Food intake regulation is a crucial physiological function of the body that is essential for survival [1]. The most significant physiological systems involved in this regulation include the hypothalamus and the brainstem, the food intake-regulating centers of the central nervous system, as well as the gastrointestinal tract, responsible for nutrient sensing and absorption [2]. These two communicate via the bidirectional gut–brain axis, which consists of signaling across the autonomic nervous system, including the vagal nerve, but additionally, there is growing evidence for the crucial role of peptides along this axis [3].
Phoenixin is a highly conserved peptide that is expressed in various species such as humans, rodents, pigs, cows, chicken, and fish [4]. It is found in different amino acid lengths, with phoenixin-14 and phoenixin-20 being the most prevalent forms [4]. Its expression is widespread, including central and peripheral tissues [4]. The peripheral organs shown to express phoenixin listed in order of decreasing concentration are the heart, thymus, esophagus, stomach, spleen, pancreas, lung, kidney, jejunum, duodenum, ileum, and colon [4]. Findings of phoenixin expression in the gastrointestinal tract were corroborated by immunohistological examinations showing phoenixin immunoreactivity in crypts of the duodenum, jejunum and ileum, and outer endocrine islets of the pancreas [5]. Interestingly, phoenixin mRNA expression, e.g., in the brain, liver, muscle, and gonads of fish were shown to be affected by fasting and refeeding [6,7]. Furthermore, in humans, circulating phoenixin levels correlated positively with body weight [8], indicating a role of phoenixin-14 in appetite regulation.
Indeed, phoenixin was shown to increase light phase food intake in rats after intracerebroventricular injection [4], indicating the centrally mediated appetite-stimulating effect of phoenixn-14, supposedly via the brainstem and hypothalamic centers involved in food intake. This suggestion was corroborated by observations of stimulated firing frequency and depolarization of the nucleus of the solitary tract (NTS) as well as [9] of magnocellular neurons in the paraventricular nucleus [10] by phoenixin-14. The NTS is the regulating center of the hindbrain where satiety signals are processed to promote the termination of a meal, while the PVN receives its input in form of agouti-related protein (AGRP) and neuropeptide Y (NPY) from pro-opiomelanocortin (POMC) neurons [1,11,12], which are the main mediators involved in the central homeostatic regulation of feeding [13]. The dependence of phoenixin-14′s orexigenic effect on these central circuits is also shown by the absence of phoenixin-14-induced hyperphagia due to NPY receptor 1 and 5 inhibition [14], receptors which are expressed on the PVN [11]. Notably, since the onset of phoenixin-14′s orexigenic effect in rats was delayed by two hours, phoenixin-14 signaling is likely associated with the recruitment of additional downstream mediators.

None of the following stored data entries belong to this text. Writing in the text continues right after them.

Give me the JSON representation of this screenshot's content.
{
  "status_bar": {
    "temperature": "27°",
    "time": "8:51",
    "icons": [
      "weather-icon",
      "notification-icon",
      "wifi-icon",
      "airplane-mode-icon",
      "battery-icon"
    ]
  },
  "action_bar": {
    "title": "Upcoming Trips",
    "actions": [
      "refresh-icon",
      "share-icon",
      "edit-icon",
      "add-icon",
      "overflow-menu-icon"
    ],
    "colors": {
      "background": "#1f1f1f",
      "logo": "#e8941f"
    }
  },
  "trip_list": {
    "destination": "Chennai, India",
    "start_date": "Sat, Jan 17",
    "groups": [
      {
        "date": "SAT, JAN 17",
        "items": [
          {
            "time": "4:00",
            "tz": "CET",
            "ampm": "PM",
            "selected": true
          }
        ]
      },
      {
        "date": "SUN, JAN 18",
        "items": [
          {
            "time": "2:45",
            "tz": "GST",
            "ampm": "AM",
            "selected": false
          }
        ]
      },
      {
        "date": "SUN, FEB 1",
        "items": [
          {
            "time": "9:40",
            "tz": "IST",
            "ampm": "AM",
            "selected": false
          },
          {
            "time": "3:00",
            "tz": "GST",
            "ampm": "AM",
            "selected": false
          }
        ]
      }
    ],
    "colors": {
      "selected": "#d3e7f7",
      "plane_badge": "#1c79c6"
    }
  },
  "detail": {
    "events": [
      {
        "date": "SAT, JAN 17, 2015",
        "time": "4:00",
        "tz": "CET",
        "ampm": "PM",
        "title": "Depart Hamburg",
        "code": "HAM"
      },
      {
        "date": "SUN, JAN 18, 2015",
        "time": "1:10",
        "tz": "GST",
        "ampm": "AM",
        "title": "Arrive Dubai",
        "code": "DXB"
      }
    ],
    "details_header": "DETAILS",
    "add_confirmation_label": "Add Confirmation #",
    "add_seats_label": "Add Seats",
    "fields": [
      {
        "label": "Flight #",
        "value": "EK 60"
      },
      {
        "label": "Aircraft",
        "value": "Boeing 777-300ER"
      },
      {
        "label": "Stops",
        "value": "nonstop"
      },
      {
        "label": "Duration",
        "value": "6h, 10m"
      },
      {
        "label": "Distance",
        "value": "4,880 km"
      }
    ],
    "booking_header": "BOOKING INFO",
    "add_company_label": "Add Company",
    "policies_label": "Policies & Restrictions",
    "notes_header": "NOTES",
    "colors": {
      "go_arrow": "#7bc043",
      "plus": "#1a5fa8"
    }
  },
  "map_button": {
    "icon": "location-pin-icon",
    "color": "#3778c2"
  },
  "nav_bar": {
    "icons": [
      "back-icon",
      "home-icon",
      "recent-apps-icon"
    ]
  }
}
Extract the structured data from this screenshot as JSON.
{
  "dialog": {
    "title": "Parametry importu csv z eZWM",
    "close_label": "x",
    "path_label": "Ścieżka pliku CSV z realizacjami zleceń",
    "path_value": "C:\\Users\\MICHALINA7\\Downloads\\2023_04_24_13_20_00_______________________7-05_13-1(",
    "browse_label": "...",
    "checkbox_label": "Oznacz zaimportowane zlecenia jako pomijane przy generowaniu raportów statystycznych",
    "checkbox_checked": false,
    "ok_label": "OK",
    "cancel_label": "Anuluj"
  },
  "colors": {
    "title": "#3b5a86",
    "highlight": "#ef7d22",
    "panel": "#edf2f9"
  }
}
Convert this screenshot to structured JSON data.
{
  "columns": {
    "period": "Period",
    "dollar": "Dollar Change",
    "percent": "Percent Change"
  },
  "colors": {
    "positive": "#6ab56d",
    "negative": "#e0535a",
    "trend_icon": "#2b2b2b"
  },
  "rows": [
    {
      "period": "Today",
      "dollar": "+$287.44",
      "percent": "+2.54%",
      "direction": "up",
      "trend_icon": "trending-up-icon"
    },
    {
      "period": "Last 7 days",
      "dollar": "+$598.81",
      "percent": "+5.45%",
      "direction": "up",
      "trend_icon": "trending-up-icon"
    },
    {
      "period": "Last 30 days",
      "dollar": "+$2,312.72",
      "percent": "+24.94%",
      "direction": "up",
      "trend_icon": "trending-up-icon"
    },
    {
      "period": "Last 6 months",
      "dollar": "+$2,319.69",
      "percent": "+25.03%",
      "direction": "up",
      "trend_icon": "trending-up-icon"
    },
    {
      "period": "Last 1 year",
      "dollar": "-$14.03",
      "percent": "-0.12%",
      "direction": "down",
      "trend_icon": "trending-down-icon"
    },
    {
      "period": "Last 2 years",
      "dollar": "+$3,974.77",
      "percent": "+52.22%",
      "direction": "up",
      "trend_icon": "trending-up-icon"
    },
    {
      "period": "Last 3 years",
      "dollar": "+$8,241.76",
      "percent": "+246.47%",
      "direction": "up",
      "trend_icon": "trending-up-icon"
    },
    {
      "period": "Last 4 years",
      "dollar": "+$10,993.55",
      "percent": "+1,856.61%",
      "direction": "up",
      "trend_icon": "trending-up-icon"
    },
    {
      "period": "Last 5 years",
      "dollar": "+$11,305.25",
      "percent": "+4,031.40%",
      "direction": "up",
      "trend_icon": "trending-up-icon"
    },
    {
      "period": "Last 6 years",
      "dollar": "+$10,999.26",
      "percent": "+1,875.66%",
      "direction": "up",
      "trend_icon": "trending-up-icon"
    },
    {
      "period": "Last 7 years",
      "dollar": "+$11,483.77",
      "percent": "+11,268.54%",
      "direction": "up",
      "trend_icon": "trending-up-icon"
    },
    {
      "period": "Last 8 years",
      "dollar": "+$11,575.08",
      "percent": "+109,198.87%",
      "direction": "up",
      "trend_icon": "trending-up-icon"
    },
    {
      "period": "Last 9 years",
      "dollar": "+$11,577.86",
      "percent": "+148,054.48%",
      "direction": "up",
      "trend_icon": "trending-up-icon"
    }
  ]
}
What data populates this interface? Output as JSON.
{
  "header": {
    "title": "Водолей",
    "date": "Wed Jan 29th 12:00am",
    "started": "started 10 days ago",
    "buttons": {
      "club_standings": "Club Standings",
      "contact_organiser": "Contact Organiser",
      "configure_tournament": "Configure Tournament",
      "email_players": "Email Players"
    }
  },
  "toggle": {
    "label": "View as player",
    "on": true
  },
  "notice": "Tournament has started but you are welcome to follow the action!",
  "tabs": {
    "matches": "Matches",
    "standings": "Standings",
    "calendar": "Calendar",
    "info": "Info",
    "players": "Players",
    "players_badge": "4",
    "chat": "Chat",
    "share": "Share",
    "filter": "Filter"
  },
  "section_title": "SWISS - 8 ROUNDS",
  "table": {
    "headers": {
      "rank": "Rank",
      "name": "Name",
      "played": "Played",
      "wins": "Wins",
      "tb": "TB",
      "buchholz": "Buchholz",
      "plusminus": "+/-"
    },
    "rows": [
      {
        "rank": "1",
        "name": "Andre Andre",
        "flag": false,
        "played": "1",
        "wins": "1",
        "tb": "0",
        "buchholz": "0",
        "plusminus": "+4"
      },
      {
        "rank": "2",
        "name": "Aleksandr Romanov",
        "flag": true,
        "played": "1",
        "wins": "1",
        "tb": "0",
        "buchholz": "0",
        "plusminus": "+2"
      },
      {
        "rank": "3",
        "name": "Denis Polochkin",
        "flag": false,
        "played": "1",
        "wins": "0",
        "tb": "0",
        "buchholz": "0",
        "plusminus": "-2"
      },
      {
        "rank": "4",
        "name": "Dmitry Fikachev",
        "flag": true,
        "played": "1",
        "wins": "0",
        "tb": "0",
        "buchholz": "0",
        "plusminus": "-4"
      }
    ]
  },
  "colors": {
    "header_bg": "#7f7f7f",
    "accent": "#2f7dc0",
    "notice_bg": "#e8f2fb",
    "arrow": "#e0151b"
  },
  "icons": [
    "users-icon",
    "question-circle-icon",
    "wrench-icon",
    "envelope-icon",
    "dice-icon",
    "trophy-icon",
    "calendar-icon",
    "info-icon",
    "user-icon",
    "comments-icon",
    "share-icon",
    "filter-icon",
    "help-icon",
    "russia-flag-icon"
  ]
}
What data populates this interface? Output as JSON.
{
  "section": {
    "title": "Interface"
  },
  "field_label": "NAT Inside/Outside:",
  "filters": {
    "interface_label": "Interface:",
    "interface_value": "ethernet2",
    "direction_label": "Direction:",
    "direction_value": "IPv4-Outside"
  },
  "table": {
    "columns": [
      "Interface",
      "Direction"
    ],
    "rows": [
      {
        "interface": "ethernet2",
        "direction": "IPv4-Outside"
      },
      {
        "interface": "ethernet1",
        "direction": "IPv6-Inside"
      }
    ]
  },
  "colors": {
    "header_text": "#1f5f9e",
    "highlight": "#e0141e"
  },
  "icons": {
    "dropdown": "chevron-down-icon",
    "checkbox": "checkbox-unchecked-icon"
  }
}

This is also indicated by the significant overlap in the expression of phoenixin with another food intake-regulating peptide, nesfatin-1 [15]. Centrally applied phoenixin-14 activates nesfatin-1 immunoreactive neurons in the brain [16], and nesfatin-1 itself is highly co-expressed with POMC/cocaine and amphetamine-regulated transcript (CART) and NPY [15,17]; thus, it could be a modulator of phoenixin-14′s orexigenic effects.
In addition to phoenixin-14′s effect on food intake, it was also shown that this peptide is able to affect various other physiological functions including reproduction and memory and stress reactions, which were demonstrated to be predominantly centrally mediated as well [18]. Early on, it was suggested that phoenixin’s effects are mediated via a G-protein coupled receptor (GRP) based on observations of disrupted phoenixin-induced luteinizing hormone secretion by GRP173 blockage [10,19,20]. In vitro, phoenixin-induced GPR173 signaling activated the cAMP/PKA pathway of CREB to induce mRNA expression in GnRH neurons [19], vasopressin secretion into circulation [10], memory recognition [21], and anxiolytic effects [22]. GRP173 is identified in various organs: its mRNA is highly expressed among others in the PVN, supraoptic nucleus (SON), and ventromedial hypothalamus (VMH), and is found in moderate density in the arcuate nucleus (ARC) and lateral hypothalamic area [20].
The observations that phoenixin is expressed in various sections of the gastrointestinal tract [4], increases food intake after central application [23], and its supposed receptor in food intake-regulating hypothalamic regions such as PVN and ARC [20] point towards a significant role of phoenixin along the gut–brain axis. This is further supported by findings showing that pre- and postprandial levels of phoenixin in the plasma differ significantly [6,7,24]. There are two mains ways, which are currently discussed, that peptides secreted from the gastrointestinal tract exert their hypothalamic actions: either via afferent fibers of the vagal nerve or by crossing the blood–brain barrier [12]. Thus, this study aimed at investigating the capacity of phoenixin-14 to directly cross the blood–brain barrier, using an in vitro model.

2. Materials and Methods

To examine whether phoenixin-14 is able to cross the blood–brain barrier, we used commercially purchased phoenixin-14 in two different concentrations based on previously applied doses in vivo (since 100 nMol of phoenixin-14 is a supraphysiological concentration, it was used only in testing for cytotoxicity and not for the transport assay) [23]. The applied human induced-pluripotent stem-cell-derived BBB in vitro model was characterized by a high correlation to the human in vivo situation [25,26,27,28,29,30]. Finally, to measure the concentration of phoenixin-14 in the cell culture, a commercially purchased ELISA was used as previously described [31].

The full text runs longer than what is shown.